I cannot conceive that the framers of this critical piece of legislation, which seeks to open the processes of government to the public, would have imagined that a citizen seeking to determine the denial policy of an Illinois city might be required to file 50 or more FOIA requests.

Therefore, I would remand this matter to the trial court to allow the court to consider the issues raised in count III and thereafter fashion an injunctive remedy to comply with the goals and purpose of the Freedom of Information Act.

In People ex rel. Difanis v. Barr, 83 Ill. 2d 191 (1980), the court found that a gathering of several aldermen could be subject to the Open Meetings Act. In Copley Press, Inc. v. Administrative Office of the Courts, 271 Ill. App. 3d 548 (1995), the court found that agencies which perform judicial functions are not subject to the disclosure requirements of the FOIA. In Hopf v. Topcorp, Inc., 256 Ill. App. 3d 887 (1993), the court found that corporations are not public bodies subject to the FOIA where the corporations do not constitute legislative, executive, administrative, or advisory bodies of the government. In Rockford Newspapers, Inc. v. Northern Illinois Council on Alcoholism & Drug Dependence, 64 Ill. App. 3d 94 (1978), the court found that a private corporation that received governmental funding was not a “subsidiary body” within the meaning of the Open Meetings Act. In DeHarder Investment Corp. v. Indiana Housing Finance Authority, 909 F. Supp. 606 (S.D. Ind. 1995), the federal district court found that Indiana Housing Finance Authority was not a federal “agency” as the term is used in the federal FOIA (5 U.S.C. § 552(f) (1994)) and, thus, was not subject to the federal FOIA.
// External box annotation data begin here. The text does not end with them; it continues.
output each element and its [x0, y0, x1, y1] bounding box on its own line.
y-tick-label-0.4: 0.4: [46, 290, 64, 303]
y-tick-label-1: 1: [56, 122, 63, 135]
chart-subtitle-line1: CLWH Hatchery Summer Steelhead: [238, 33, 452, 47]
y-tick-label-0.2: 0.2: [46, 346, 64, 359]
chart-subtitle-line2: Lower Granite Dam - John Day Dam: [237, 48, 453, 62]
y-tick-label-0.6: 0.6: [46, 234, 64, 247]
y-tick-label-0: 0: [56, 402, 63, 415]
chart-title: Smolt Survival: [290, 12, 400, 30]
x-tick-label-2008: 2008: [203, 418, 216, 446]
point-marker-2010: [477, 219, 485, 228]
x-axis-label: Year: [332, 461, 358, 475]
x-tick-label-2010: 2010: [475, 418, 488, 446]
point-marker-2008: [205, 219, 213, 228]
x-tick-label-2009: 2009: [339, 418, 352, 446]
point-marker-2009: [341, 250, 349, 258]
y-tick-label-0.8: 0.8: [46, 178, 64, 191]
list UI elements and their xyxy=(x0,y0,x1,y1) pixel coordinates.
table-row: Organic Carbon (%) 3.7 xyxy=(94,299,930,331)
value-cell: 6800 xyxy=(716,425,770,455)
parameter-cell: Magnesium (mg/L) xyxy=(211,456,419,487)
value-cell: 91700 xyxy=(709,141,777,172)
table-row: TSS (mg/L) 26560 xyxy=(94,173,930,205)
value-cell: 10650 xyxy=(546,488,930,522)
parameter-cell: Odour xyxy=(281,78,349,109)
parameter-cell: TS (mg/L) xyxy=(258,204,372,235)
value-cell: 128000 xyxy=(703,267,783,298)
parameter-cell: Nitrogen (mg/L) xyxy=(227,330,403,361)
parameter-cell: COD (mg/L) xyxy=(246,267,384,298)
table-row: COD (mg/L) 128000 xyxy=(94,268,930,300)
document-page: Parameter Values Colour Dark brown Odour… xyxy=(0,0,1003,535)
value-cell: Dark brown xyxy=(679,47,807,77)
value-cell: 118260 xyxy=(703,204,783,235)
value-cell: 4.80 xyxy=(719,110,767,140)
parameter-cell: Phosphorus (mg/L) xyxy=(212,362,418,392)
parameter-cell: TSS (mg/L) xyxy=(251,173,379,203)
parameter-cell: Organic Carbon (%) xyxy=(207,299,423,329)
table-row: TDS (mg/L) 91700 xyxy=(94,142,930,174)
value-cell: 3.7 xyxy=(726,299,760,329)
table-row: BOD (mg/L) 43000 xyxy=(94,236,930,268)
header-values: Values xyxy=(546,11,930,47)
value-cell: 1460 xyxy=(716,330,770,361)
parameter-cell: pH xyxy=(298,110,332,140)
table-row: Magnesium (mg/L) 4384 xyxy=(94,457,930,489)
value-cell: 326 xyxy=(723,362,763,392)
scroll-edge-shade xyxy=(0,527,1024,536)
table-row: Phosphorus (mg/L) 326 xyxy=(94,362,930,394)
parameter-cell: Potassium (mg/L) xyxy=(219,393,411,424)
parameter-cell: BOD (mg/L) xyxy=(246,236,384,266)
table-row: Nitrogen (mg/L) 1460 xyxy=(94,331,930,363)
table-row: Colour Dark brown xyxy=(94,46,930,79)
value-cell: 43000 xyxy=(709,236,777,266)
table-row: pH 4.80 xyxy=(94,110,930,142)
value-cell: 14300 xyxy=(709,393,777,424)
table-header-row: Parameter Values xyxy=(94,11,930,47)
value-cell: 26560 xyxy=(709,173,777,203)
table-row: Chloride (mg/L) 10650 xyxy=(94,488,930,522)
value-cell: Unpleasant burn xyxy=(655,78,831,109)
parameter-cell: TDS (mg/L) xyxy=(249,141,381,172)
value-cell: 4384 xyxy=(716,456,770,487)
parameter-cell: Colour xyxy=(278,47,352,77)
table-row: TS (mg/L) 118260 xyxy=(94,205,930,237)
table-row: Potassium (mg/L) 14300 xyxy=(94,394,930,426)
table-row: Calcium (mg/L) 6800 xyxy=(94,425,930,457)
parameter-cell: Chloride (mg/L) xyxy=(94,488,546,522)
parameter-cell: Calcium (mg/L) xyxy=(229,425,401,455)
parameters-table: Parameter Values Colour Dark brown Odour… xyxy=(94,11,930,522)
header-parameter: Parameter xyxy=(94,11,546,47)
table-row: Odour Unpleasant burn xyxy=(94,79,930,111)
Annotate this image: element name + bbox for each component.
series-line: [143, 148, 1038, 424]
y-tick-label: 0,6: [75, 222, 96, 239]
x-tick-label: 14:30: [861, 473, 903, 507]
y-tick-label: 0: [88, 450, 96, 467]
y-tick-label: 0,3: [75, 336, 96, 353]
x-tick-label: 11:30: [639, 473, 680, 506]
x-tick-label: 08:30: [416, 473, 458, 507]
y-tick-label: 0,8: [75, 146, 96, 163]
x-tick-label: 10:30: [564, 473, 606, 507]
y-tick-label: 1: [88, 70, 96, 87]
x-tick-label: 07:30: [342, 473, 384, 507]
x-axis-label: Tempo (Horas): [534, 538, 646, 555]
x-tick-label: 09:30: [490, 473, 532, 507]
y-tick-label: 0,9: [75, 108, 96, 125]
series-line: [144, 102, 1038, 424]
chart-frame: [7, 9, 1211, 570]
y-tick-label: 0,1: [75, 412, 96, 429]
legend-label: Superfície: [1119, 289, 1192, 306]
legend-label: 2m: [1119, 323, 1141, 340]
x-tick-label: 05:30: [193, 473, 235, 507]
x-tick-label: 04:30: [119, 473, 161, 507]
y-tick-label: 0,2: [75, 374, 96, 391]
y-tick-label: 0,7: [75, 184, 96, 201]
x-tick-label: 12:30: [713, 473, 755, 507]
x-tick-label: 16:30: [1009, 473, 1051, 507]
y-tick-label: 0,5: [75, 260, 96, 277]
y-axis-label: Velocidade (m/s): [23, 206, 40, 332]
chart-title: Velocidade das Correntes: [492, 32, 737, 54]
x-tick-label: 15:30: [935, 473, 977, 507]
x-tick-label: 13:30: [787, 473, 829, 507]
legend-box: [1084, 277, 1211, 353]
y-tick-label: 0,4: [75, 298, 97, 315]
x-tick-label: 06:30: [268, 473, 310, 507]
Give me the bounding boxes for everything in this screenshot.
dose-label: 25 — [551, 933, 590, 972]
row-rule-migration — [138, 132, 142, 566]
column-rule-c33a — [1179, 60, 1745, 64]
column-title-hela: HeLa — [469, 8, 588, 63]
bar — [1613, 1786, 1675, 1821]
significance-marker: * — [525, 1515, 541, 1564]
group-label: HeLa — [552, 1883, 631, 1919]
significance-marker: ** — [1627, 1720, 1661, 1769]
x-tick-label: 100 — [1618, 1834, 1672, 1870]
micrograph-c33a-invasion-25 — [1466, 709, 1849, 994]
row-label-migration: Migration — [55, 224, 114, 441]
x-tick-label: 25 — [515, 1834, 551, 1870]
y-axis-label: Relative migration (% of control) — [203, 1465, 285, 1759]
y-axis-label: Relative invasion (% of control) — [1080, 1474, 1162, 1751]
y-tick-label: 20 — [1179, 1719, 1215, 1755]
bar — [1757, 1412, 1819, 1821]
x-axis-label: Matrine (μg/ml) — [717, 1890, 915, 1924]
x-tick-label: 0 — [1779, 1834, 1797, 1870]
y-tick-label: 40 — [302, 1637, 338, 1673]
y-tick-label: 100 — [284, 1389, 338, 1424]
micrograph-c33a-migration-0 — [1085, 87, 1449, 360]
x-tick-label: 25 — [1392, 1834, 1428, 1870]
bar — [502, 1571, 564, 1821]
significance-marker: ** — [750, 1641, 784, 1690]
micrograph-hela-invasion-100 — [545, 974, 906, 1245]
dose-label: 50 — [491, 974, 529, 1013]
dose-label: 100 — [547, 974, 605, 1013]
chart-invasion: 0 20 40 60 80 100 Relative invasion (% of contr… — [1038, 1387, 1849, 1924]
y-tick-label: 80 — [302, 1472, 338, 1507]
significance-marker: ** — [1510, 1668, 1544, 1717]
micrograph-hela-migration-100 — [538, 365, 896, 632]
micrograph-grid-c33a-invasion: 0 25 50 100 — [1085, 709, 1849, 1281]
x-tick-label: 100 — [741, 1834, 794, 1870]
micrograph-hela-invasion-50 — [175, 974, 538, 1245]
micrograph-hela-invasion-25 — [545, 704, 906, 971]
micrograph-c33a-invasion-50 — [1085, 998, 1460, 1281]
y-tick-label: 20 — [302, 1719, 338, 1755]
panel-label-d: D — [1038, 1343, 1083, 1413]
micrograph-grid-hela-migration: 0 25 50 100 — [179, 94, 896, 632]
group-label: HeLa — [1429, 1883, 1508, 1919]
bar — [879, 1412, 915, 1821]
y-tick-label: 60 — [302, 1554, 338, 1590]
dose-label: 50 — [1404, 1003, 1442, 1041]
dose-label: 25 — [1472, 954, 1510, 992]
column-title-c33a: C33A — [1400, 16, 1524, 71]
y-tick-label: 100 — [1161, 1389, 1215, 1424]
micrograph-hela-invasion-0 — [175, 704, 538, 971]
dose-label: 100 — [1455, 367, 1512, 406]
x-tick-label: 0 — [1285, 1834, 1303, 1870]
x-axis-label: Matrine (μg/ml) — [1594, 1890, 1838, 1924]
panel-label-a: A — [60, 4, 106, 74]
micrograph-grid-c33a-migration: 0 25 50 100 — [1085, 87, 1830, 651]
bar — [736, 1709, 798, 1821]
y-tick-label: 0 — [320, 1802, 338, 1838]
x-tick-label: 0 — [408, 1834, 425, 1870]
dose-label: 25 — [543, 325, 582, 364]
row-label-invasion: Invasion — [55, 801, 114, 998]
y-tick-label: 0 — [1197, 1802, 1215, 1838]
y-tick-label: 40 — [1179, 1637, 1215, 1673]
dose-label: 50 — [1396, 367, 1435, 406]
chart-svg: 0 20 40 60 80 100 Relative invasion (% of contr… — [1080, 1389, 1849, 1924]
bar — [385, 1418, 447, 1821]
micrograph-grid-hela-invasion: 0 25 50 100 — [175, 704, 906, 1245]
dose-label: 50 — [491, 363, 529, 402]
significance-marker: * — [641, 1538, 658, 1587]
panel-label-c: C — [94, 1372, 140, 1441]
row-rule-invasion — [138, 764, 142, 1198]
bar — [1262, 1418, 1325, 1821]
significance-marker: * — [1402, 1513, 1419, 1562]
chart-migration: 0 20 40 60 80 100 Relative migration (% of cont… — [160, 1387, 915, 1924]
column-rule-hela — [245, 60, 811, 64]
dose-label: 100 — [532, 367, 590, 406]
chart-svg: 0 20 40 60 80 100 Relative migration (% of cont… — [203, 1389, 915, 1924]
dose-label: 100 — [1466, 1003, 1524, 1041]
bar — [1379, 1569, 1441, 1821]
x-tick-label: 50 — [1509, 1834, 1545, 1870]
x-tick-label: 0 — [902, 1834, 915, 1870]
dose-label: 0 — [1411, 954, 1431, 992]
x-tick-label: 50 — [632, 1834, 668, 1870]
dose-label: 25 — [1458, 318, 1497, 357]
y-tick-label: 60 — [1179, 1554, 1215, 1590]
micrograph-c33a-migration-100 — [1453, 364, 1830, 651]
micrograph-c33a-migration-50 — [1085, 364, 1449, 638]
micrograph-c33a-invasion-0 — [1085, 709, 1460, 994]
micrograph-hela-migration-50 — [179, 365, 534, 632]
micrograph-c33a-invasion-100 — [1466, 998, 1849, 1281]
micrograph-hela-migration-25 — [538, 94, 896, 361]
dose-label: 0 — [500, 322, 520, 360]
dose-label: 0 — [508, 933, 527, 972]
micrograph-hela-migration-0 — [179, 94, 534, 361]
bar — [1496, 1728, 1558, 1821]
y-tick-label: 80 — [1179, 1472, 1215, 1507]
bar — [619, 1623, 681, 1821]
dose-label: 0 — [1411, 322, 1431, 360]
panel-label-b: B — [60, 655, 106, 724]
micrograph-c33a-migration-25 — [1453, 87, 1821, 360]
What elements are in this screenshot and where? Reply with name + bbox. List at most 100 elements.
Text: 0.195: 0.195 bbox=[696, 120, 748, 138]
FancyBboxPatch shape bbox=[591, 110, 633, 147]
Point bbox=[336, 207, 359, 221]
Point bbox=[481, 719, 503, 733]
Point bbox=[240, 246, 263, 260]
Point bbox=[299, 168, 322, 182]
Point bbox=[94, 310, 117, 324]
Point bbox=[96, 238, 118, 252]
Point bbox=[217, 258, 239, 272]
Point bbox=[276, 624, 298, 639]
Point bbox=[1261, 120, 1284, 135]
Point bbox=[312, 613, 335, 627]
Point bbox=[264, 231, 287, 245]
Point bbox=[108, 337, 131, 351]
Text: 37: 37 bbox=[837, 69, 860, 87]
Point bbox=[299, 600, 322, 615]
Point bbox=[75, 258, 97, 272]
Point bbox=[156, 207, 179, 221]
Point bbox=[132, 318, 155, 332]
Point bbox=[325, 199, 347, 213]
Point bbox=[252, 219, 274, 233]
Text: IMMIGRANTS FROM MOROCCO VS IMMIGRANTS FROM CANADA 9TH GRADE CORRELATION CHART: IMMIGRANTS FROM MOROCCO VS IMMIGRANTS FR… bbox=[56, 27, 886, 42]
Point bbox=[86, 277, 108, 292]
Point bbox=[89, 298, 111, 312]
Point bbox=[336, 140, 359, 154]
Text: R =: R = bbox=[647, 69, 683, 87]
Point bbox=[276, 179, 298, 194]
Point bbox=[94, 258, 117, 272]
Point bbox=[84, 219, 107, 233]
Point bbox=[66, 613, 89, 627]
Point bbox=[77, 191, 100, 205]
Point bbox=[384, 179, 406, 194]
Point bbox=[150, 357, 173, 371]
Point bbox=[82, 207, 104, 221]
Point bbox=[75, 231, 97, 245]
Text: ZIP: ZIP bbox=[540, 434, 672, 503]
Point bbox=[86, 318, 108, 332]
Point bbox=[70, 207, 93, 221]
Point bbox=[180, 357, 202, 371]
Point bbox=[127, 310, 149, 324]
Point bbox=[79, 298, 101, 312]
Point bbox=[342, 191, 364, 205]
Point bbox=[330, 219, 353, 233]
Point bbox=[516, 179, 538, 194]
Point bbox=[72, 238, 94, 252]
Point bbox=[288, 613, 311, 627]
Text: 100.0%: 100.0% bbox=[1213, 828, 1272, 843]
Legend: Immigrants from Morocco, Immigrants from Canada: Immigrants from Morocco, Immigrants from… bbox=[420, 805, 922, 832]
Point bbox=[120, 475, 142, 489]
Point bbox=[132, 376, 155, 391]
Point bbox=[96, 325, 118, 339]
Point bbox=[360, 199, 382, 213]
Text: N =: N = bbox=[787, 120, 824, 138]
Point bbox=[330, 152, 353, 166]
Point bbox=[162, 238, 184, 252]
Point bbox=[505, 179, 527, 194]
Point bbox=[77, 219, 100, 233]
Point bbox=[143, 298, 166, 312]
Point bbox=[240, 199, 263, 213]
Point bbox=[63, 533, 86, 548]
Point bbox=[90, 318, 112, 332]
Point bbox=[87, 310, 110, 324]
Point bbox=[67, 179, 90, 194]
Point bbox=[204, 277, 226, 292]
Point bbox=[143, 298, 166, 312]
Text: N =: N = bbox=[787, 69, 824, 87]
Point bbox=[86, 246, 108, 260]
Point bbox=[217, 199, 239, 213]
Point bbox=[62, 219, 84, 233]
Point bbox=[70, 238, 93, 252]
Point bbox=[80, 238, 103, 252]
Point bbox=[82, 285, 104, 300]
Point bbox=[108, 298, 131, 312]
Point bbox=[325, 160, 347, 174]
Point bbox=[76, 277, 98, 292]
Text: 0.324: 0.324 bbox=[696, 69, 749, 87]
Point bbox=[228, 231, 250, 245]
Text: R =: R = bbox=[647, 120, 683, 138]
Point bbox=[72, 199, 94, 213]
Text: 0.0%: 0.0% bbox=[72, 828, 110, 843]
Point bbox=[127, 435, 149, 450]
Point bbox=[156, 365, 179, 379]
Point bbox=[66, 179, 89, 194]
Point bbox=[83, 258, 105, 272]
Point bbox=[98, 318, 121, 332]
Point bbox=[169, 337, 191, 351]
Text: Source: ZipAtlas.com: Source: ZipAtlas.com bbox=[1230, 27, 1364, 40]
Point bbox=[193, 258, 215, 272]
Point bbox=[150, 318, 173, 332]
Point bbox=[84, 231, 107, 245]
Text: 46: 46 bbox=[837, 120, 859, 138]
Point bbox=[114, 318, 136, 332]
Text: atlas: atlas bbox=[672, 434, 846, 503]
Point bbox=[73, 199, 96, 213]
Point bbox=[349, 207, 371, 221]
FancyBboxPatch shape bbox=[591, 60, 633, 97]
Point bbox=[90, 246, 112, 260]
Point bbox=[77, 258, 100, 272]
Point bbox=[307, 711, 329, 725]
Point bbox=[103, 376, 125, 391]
According to documents produced by the City in the trial court, there are 25 City Departments that maintain various types of FOIA denials. These include (1) the Department on Aging; (2) the Department of Animal Care and Control; (3) the Department of Buildings; (4) the Office of Cable Communications; (5) the Department of Consumer Services; (6) the Department of Environment; (7) the Board of Ethics; (8) the Department of Finance; (9) the Chicago Fire Department; (10) the Department of Fleet Management; (11) the Department on Housing; (12) the Commission on Human Relations; (13) the Department of Human Services; (14) the Office of the Inspector General; (15) the Department of Law; (16) the Department of Public Health; (17) the Mayor’s Office of Special Events; (18) the Municipal Reference Library; (19) the Department of Personnel; (20) the Department of Planning and Development; (21) the Department of Streets and Sanitation; (22) the Department of Sewers; (23) the Department of Transportation; (24) the Department of Water; and (25) the Department of Zoning. Additionally, within the 25 enumerated agencies, there are at least 82 subdivisions.

There are at least 18 other City departments with offices and published telephone listings, which the City did not include on its list and which, under the majority’s view, could maintain FOIA denials. These include (1) the Chicago Department of Aviation; (2) the Chicago Office of Management and Budget; (3) the Chicago city clerk; (4) the Chicago city treasurer; (5) the Department of Cultural Affairs; (6) the Mayor’s Office for People with Disabilities; (7) the Economic Development Commission; (8) the Chicago Board of Election Commissioners; (9) the Mayor’s Office of Employment and Training; (10) the Department of General Services; (11) the Chicago Housing Authority; (12) the Mayor’s Office of Inquiry and Information; (13) the License Appeal Commission; (14) the Office of the Mayor; (15) the Chicago Police Department; (16) the Department of Purchase, Contracts and Supplies; (17) the Department of Revenue; and (18) the Board of Zoning Appeals. See Ameritech, City/County/State/United States Government Guide, Chicago White Pages, at 12-14 (February 1998).